How to demonstrate the equality of these integral representations of $\pi$?

Each of the three following definite integrals are well known to have the same value of $\pi$: $$\int_{-1}^1\frac{1}{\sqrt{1-x^2}}\,\mathrm{d}x=2\int_{-1}^1\sqrt{1-x^2}\,\mathrm{d}x=\int_{-\infty}^{\infty}\frac{1}{1+x^2}\,\mathrm{d}x=\pi.$$

I like taking the first definite integral as the definition of $\pi$, since it represents half the circumference of the unit circle. The second integral obviously represents the area of the unit circle, but as an exercise I wanted to prove its equality with integral #1 using just elementary integration rules. I was successful once I tried integrating by parts:

$$\begin{align} \int\sqrt{1-x^2}\,\mathrm{d}x &=x\sqrt{1-x^2}-\int\frac{-x^2}{\sqrt{1-x^2}}\,\mathrm{d}x\\ &=x\sqrt{1-x^2}+\int\frac{1}{\sqrt{1-x^2}}\,\mathrm{d}x-\int\frac{1-x^2}{\sqrt{1-x^2}}\,\mathrm{d}x\\ &=x\sqrt{1-x^2}+\int\frac{1}{\sqrt{1-x^2}}\,\mathrm{d}x-\int\sqrt{1-x^2}\,\mathrm{d}x\\ \implies2\int\sqrt{1-x^2}\,\mathrm{d}x&=x\sqrt{1-x^2}+\int\frac{1}{\sqrt{1-x^2}}\,\mathrm{d}x\\ \implies2\int_{-1}^1\sqrt{1-x^2}\,\mathrm{d}x&=\int_{-1}^1\frac{1}{\sqrt{1-x^2}}\,\mathrm{d}x. \end{align}$$

Having accomplished this much, I decided I'd like to demonstrate the equality of these two integrals to $\int_{-\infty}^{\infty}\frac{1}{1+x^2}\mathrm{d}x$ as well, in a similarly elementary manner, but I'm stumped as to what to try. Can anyone suggest a substitution or transformation that demonstrates their equality?

These are both immediate using two subsitutions. Everything is even, so split all of them at $0$.

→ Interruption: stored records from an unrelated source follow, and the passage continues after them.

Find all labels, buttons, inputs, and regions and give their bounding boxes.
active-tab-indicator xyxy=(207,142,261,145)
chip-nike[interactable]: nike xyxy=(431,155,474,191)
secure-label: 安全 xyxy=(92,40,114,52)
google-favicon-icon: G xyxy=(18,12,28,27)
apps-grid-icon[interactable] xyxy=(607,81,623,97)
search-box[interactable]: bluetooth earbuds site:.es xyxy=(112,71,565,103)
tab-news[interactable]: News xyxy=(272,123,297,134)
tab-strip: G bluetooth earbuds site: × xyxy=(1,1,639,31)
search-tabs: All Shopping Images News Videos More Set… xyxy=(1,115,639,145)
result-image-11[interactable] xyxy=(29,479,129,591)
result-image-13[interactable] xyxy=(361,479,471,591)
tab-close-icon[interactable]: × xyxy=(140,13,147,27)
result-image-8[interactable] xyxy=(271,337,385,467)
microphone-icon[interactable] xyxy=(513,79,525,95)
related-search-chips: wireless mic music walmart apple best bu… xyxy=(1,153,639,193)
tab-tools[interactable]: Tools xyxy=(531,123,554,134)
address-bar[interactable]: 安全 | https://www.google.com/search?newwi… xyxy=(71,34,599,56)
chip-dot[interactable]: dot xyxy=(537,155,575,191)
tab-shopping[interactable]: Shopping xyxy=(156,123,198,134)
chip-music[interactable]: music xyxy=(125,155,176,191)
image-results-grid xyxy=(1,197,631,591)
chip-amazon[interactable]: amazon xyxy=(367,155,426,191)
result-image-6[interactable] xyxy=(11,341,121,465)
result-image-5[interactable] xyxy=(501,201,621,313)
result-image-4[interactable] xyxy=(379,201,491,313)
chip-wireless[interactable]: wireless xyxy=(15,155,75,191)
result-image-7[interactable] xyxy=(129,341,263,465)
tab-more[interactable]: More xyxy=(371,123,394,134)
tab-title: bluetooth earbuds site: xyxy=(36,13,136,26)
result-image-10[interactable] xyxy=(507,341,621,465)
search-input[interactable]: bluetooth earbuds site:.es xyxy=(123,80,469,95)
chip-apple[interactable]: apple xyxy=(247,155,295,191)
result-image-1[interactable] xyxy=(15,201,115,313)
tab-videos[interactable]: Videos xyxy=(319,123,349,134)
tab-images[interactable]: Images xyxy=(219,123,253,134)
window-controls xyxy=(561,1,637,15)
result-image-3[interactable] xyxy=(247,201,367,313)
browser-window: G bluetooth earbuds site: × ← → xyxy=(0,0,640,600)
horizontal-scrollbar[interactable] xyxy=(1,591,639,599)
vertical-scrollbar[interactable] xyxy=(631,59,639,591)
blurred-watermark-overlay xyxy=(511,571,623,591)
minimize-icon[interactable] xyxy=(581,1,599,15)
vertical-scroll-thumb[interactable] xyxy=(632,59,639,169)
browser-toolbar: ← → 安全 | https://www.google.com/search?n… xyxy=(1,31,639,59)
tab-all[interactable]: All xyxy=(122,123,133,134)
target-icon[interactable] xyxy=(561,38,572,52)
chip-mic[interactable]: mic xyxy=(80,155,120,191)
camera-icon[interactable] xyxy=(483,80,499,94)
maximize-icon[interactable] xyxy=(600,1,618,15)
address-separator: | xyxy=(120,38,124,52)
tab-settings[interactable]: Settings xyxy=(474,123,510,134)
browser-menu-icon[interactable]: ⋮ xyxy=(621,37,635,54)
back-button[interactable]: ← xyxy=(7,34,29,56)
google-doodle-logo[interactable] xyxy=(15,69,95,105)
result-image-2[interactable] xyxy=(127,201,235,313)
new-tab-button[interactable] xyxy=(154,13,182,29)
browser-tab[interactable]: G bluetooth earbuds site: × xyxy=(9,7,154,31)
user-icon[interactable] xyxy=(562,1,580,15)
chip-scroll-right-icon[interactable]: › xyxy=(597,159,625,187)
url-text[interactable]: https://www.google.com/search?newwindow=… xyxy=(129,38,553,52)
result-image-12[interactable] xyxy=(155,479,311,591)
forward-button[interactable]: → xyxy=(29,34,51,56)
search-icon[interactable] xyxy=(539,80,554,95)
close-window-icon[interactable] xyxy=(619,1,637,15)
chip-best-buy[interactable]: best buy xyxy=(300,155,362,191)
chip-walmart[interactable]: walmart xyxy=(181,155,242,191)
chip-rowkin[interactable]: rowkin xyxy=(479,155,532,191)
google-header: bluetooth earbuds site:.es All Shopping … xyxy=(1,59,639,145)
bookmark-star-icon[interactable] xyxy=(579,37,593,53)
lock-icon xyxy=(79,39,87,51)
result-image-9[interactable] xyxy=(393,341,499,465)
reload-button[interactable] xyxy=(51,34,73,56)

$$\begin{aligned} t=\sqrt{1-x^2}:\quad\int_0^1 \frac{dx}{\sqrt{1-x^2}}= \int_0^1 2\sqrt{1-t^2}\,dt\end{aligned}$$

And:

$$\begin{aligned} t=\frac{x}{\sqrt{1-x^2}}:\quad\int_0^{1} \frac{dx}{\sqrt{1-x^2}}= \int_0^{\infty}\frac{dt}{1+t^2}\end{aligned}$$

If in the third integral you let $x=\tan(t)$, you get

$$ I_3 = \int_{-\pi/2}^{\pi/2} 1 dt. $$

If, in the second integral, you do the substitution $x=\sin(u)$, you get $$ I_2 = 2\int_{-\pi/2}^{\pi/2} \cos^2 t ~ dt. $$

Alternatively, substitute $x = \cos(u)$ to get $$ I_2 = 2\int_{-\pi/2}^{\pi/2} \sin^2 t ~ dt. $$

So combining these last two,

$$ I_2 = \frac{1}{2} \left (2\int_{-\pi/2}^{\pi/2} \sin^2 t ~ dt + 2\int_{-\pi/2}^{\pi/2} \sin^2 t ~ dt \right) \\ = \frac{1}{2} \left (2\int_{-\pi/2}^{\pi/2} \sin^2 t + \cos^2 t~ dt \right) \\ = \int_{-\pi/2}^{\pi/2} 1~ dt $$

hence the second and third integrals are equal, as you wanted.

Not completely satisfactory, but a shift from integrating from $-1$ to $1$ to integrating from $-\infty$ to $\infty$ is likely to involve something like a tangent substitution in general, so it's not too surprising to see this route work out.

Let $x = \sin \theta, \int_{-1}^1 \frac{1}{\sqrt{1-x^2}} dx = 2\int_{0}^1 \frac{1}{\sqrt{1-x^2}} dx = 2 \int_0^{\pi/2} \frac{1}{\cos\theta} d\sin\theta =\pi$

$\int_{-\infty}^{\infty}\frac{1}{1+x^2}dx = \int_{-\infty}^{\infty} d \left(\tan^{-1}x \right) =\int_{-\pi/2}^{\pi/2} dy = \pi, where \quad y=\tan^{-1}x$